いつどこで誰が何をした



ふぅ

なんだかデジャヴだなと思ったけど
そういや僕、このゲームが始まってから殺されかけるの2回目だわ。
大本にも襲われた。

命懸けのゲーム最中なのに、僕を追い詰めたのはゲームではなくゲームで狂ったクラスメイト。
馬鹿馬鹿しい。


「大丈夫か?」
中村から退いて、床に座り込んでいた僕の腕を東坡が掴んで持ち上げてくれた。
「うん。
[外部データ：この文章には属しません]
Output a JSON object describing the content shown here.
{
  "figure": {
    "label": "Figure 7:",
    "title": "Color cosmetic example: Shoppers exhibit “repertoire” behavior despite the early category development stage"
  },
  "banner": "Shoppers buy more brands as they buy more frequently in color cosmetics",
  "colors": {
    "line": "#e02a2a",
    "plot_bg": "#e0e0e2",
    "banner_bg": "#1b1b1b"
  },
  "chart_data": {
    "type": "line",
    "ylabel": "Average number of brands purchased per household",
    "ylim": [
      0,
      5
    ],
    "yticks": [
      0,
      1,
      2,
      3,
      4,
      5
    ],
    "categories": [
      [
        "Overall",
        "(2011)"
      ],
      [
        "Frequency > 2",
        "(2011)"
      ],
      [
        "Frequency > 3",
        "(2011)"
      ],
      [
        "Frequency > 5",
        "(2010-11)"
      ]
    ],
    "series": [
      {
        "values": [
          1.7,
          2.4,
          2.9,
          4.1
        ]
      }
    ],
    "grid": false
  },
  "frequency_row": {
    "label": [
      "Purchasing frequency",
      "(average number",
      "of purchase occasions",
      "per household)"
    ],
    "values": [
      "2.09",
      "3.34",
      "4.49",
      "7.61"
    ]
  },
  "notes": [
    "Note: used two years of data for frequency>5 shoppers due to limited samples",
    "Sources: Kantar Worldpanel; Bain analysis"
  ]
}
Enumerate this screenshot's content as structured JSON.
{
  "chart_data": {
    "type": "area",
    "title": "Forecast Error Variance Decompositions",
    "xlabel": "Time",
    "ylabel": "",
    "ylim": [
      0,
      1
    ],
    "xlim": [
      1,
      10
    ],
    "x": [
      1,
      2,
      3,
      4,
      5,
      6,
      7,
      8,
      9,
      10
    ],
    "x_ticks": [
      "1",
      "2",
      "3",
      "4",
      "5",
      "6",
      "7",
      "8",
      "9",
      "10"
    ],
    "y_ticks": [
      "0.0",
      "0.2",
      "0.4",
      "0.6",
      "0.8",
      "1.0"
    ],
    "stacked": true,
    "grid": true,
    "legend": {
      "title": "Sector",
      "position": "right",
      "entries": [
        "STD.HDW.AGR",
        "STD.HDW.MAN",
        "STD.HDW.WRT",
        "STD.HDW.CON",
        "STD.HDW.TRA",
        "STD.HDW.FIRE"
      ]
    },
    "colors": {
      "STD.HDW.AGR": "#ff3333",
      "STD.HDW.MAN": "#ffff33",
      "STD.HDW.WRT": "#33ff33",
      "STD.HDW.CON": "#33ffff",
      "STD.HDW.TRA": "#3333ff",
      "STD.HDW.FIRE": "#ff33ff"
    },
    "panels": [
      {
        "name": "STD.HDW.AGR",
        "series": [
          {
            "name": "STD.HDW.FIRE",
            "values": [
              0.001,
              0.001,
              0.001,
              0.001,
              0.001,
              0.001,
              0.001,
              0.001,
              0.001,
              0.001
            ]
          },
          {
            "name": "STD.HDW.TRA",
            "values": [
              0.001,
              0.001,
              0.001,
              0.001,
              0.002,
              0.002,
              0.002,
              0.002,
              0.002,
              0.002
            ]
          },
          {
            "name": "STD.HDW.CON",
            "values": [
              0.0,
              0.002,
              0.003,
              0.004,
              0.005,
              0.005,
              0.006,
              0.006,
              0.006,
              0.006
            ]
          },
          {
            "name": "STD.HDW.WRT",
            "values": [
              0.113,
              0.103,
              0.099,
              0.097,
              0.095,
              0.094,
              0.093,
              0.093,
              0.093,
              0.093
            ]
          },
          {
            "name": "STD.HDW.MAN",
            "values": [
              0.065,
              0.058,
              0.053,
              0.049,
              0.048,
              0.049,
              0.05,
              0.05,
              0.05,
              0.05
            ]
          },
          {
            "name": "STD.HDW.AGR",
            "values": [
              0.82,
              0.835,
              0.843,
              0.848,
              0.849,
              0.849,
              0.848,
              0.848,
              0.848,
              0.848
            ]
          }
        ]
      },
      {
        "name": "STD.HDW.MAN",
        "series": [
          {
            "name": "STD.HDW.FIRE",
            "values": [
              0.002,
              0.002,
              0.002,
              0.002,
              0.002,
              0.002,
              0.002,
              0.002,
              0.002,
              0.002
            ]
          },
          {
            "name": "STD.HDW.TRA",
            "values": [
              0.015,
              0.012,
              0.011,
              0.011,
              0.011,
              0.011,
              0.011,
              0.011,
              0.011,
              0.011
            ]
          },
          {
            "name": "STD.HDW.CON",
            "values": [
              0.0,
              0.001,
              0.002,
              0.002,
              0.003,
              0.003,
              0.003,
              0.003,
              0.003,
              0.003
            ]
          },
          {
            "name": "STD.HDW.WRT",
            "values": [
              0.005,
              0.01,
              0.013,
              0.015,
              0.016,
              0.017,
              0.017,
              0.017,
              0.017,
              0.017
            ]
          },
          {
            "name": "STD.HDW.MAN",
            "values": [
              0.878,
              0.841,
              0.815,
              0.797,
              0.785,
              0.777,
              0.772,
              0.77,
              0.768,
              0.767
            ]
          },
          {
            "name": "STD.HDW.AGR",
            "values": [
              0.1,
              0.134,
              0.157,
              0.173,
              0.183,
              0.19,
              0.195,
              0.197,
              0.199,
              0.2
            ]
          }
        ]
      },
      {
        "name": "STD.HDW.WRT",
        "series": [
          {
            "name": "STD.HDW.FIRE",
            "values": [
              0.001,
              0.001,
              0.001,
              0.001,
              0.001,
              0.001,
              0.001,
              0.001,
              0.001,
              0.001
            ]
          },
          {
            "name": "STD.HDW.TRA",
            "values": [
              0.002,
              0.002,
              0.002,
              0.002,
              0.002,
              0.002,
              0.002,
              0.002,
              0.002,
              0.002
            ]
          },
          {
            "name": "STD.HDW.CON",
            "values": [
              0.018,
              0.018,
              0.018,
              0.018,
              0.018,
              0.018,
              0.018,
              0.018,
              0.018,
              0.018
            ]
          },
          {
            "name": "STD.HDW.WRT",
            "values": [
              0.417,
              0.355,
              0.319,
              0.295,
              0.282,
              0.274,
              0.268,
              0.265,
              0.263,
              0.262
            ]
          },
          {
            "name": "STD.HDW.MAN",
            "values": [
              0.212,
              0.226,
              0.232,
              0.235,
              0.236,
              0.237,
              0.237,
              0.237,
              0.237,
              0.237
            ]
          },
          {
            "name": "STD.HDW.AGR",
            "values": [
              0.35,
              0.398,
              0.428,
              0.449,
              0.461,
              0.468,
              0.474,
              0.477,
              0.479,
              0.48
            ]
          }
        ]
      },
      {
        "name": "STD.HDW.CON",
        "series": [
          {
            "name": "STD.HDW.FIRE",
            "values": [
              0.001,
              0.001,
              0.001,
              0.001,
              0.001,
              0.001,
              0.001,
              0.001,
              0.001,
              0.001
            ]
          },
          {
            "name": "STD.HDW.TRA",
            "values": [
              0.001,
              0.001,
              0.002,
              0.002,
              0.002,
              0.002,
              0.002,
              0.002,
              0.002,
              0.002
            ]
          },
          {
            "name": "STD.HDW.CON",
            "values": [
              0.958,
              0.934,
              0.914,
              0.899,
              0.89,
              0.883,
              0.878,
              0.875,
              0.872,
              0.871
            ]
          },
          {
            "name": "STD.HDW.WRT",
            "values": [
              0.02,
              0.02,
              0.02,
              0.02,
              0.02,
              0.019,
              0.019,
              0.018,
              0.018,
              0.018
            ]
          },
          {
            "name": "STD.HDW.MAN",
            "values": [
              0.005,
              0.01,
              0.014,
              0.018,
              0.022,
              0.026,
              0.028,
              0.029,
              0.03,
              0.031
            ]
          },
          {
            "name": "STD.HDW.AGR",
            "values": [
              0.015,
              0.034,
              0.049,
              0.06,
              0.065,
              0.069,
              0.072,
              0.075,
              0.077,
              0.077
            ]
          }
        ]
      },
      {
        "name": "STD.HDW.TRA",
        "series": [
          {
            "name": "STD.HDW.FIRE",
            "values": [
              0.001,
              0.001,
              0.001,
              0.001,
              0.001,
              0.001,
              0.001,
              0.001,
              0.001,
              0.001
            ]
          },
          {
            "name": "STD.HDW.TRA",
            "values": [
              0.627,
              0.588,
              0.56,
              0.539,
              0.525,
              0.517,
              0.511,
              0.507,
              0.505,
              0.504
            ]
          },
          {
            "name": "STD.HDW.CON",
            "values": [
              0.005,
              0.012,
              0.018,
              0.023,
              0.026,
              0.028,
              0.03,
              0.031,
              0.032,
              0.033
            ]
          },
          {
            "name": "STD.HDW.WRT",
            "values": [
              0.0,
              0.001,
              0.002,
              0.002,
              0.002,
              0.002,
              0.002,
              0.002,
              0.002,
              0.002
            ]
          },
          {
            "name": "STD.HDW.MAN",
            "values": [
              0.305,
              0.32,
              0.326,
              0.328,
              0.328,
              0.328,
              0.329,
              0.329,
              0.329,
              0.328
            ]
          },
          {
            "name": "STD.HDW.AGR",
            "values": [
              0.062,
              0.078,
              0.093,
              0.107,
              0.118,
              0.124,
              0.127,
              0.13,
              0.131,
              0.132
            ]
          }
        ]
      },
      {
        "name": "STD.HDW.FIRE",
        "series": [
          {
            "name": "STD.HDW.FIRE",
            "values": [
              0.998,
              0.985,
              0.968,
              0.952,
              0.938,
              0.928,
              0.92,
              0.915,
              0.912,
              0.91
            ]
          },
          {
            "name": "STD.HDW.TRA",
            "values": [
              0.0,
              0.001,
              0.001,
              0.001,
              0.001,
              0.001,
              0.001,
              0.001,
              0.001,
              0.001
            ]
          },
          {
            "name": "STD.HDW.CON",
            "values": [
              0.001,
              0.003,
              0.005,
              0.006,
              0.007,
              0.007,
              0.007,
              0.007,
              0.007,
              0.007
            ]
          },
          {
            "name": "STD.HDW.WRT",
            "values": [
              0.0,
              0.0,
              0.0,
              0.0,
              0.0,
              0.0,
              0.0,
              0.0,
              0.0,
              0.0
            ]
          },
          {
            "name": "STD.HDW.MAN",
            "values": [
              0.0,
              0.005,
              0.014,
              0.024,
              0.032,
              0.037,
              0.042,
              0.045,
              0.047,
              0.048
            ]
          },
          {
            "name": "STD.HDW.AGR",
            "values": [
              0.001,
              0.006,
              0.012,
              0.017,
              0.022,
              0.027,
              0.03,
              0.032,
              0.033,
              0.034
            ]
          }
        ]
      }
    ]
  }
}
ありがとう」
「お前無茶すんなよ」
「ごめんごめん」

「ひかる!」
「祐樹、大丈夫?」
「お前こそ!」
祐樹が僕に手を伸ばした…が
「ひかるくん!」
強引に間に割り込んだ花里が僕の頬を掴んで左右に動かしながら安否確認を始める。
「はわぁ!ひかるくんの綺麗な首に傷が!」
え、ありゃ。
カッターが掠ったのかな。
「ひかるくん!気をしっかり!!死んじゃダメだよ!」
花里が涙目で僕を抱きしめる。
「離れろ、キモい」
「あーん!ひかるくーん!」
祐樹が眉間に皺を寄せて花里を見ている。


「ひかるくん」
聞き慣れない声に名前を呼ばれたと思ったら梅原だった。
花里をひっぺ剥がして梅原の方を見れば、心配そうに僕を見つめている。
「手当…するよ。首のところ」
「え?ああ、ありがとう」
「僕がやるよ!」
花里が僕に押さえつけられながらもがいている。
「断る」

ガタン
「わ、私もっ」
え?
久遠さんの少し焦った声と机にぶつかった音が聞こえた。
「私も…します」
えぇ2人がかりレベルなの?
「…あ、あの…お手伝いさせてください」
久遠さんがおずおずと梅原を見る。
「…あ、でも別にあの、1人でも全然…」
「いや、ぜひ」

「あ…はい」

よくわからないけど梅原と久遠さんがやってくれると言うことなので、祐樹の頬と一緒に応急処置をしてもらった。